Farmers from across NC attend 25th annual aquaculture conference

North Carolina native Richard Plummer said he's tired of not knowing what's in his food.

That's why he went to the North Carolina state Aquaculture Conference in New Bern, to learn how to grow his own fish and vegetables using aquaponics.

"With aquaponics you're actually eating something that is basically truly organic," Plummer said, "and it's something that doesn't have pesticides, doesn't have insecticides and it's grown by utilizing the fish."

Plummer lives in Cornelius, just north of Charlotte. He said the two day conference helped him learn what it takes to get started in aquaponics–the business of growing fish and vegetables in the same body of water.

"I've learned so much," Plummer said, "and basically what I've learned that has just been the best thing, is the fact that North Carolina–as far as the state–offers you so many resources."

But the conference wasn't just for people looking to get started in the business. Small farm owners also came to learn how to expand their aquaculture farms.

Tyler Nethers has been in the aquaculture business for about seven months.

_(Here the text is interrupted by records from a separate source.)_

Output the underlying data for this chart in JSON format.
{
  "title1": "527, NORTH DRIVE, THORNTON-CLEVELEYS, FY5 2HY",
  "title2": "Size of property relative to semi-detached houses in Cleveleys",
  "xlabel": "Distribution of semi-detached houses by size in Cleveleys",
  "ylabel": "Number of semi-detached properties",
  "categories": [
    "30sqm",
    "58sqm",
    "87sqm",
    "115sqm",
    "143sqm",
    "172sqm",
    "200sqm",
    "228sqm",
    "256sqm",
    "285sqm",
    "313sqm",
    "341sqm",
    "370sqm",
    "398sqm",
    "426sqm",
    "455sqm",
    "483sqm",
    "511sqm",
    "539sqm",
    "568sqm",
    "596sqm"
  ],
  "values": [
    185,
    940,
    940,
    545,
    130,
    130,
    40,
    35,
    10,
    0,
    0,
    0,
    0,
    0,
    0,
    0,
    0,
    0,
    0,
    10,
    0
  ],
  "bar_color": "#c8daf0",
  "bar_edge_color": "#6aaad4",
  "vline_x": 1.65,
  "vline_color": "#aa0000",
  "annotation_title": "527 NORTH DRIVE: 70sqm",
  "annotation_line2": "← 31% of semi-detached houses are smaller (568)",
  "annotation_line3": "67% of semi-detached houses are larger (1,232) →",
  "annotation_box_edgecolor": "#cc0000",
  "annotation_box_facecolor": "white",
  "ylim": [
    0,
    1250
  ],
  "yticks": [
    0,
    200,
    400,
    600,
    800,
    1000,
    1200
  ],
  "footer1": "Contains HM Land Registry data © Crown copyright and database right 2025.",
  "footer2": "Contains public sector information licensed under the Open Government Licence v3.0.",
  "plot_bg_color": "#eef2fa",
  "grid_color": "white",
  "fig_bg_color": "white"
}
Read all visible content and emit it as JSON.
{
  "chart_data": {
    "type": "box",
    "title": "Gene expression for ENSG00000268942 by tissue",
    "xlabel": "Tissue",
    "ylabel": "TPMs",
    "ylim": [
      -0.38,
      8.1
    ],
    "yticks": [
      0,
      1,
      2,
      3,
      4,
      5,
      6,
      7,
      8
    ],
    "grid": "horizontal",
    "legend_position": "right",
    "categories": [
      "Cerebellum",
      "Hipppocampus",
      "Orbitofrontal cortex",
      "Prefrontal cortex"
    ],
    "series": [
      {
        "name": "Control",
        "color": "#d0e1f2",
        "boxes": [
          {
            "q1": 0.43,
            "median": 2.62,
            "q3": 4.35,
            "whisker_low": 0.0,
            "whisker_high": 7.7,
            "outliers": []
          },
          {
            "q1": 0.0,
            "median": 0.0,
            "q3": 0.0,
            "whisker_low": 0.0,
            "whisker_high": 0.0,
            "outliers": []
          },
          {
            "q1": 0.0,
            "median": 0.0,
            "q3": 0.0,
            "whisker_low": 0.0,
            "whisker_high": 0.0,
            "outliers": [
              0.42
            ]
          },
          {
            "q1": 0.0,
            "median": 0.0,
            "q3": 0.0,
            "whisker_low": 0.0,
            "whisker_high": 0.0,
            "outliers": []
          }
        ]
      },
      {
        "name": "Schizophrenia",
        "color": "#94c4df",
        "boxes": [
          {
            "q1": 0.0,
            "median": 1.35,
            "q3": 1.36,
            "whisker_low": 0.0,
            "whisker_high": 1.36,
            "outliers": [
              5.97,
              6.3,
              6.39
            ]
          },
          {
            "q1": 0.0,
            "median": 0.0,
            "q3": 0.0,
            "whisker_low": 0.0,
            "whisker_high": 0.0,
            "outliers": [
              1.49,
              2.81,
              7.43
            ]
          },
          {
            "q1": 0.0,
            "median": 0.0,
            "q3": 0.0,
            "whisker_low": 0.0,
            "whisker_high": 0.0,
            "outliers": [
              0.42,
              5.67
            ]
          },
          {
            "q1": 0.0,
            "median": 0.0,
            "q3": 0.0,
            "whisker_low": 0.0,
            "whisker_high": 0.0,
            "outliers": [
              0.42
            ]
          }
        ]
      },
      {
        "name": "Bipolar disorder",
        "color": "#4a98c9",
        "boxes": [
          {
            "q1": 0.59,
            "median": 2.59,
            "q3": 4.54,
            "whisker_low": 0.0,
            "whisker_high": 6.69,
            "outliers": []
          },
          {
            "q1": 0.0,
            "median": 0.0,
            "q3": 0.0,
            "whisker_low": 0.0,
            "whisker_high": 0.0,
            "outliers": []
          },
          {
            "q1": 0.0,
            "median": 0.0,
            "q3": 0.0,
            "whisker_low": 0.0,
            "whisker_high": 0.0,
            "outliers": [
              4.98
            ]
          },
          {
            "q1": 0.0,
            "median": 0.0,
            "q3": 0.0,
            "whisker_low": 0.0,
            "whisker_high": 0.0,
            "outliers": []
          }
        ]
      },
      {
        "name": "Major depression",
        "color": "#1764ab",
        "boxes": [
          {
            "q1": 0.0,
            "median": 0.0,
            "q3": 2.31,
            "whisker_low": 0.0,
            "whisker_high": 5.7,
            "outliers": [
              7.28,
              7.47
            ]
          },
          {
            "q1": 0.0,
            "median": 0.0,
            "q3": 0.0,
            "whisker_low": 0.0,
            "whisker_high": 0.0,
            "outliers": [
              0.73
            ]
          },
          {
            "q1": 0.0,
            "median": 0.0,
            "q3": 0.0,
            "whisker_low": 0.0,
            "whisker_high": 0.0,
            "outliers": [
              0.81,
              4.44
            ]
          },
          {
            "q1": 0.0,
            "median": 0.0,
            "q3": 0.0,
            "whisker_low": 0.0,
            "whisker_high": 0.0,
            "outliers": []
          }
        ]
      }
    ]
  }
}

He said he went to the conference because he wanted to network.

"I wanted to learn more," Nether said. "I took two short courses while I was here and there's a lot of information here.''

Conference speaker Mike Frinsko said aquaculture is a growing industry that's stimulating the economy by producing a high demand product.

"Most of the aquaculture production is like any other agriculture, it's out on the rural sectors," Frinsko said. "And so this is an opportunity for people that are outside of the cities in the metropolitan areas to engage in an industry, an innovative industry that can help economic development."

And that economic advantage is something Plummer is excited about when it comes to his new business venture.

"I just I really hope that it continues to move forward and that the state embraces it and also the general public will be able to realize what it can do for you and how great it really is," Plummer said.